At this vain talk of his there was a burst of laughter on the part of the Athenians, but nevertheless the sensible men among them were glad, for they reflected that they were bound to obtain one of two good things—either they would get rid of Cleon, which they preferred, or if they were disappointed in this, he would subdue the Lacedaemonians for them.

When he had arranged everything in the assembly and the Athenians had voted in favour of his expedition, he chose as his colleague Demosthenes, one of the generals at Pylos, and made haste to set sail.

He selected Demosthenes because he had heard that he was planning to make his landing on the island. For his soldiers, who were suffering because of the discomforts of their position, where they were rather besieged than besiegers, were eager to run all risks. And Demosthenes himself had also been emboldened by a conflagration which had swept the island.

For hitherto, since the island was for the most part covered with woods and had no roads, having never been inhabited, he had been afraid to land, thinking that the terrain was rather in the enemy's favour; for they could attack from an unseen position and inflict damage upon a large army after it had landed.

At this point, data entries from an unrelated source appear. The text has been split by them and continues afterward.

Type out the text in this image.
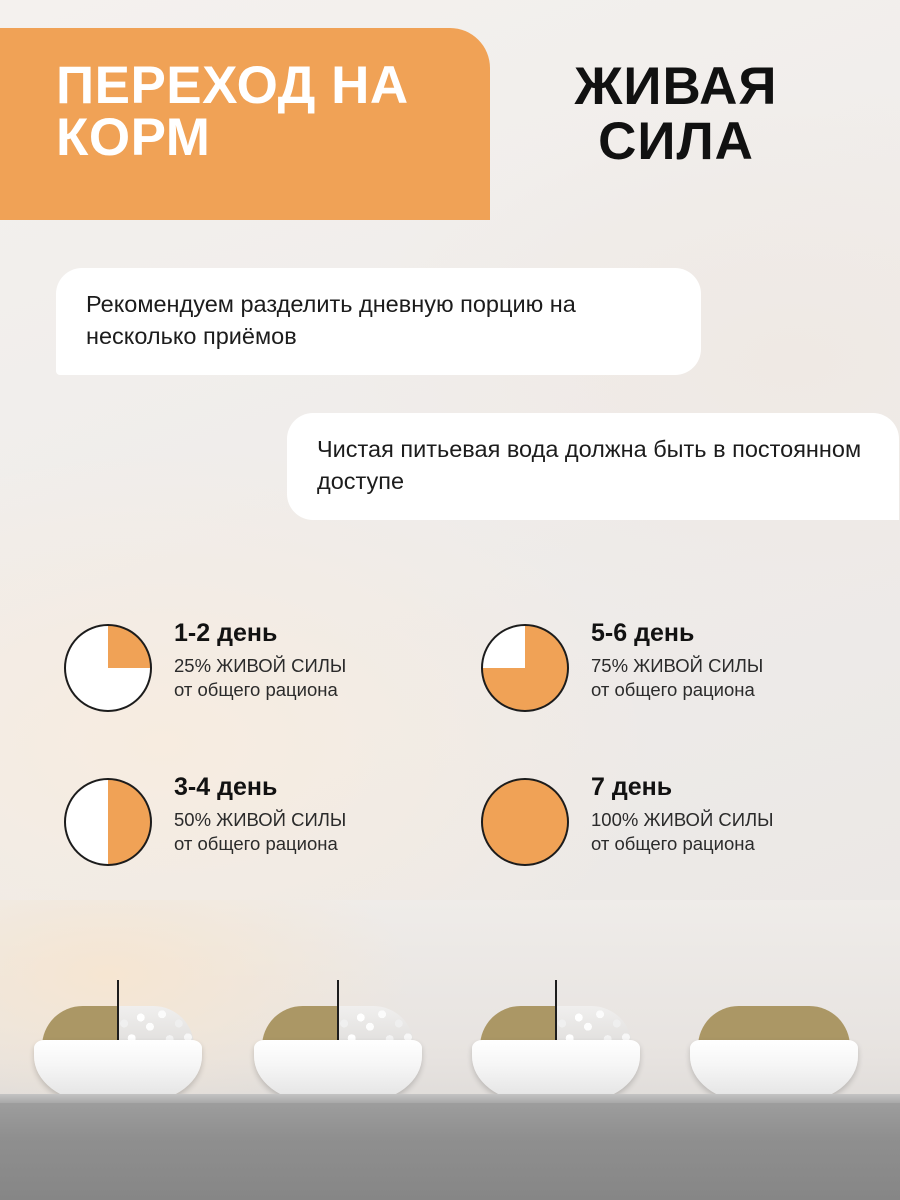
ПЕРЕХОД НА КОРМ
ЖИВАЯ СИЛА
Рекомендуем разделить дневную порцию на несколько приёмов
Чистая питьевая вода должна быть в постоянном доступе
1-2 день
25% ЖИВОЙ СИЛЫ
от общего рациона
5-6 день
75% ЖИВОЙ СИЛЫ
от общего рациона
3-4 день
50% ЖИВОЙ СИЛЫ
от общего рациона
7 день
100% ЖИВОЙ СИЛЫ
от общего рациона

To his own troops, indeed, the mistakes and the preparations of the enemy would not be equally clear by reason of the woods, whereas all their own mistakes would be manifest to their opponents, and so they could fall upon them unexpectedly wherever they wished, since the power of attack would rest with them.

If, on the other hand, he should force his way into the thicket and there close with the enemy, the smaller force which was acquainted with the ground would, he thought, be stronger than the larger number who were unacquainted with it; and his own army, though large, would be destroyed piece-meal before he knew it, because there was no possible way of seeing the points at which the detachments should assist one another.

It was especially owing to his experience in Aetolia,[*](cf. 1.xcvii., 1.xcviii.) when his reverse was in some measure due to the forest, that these thoughts occurred to Demosthenes.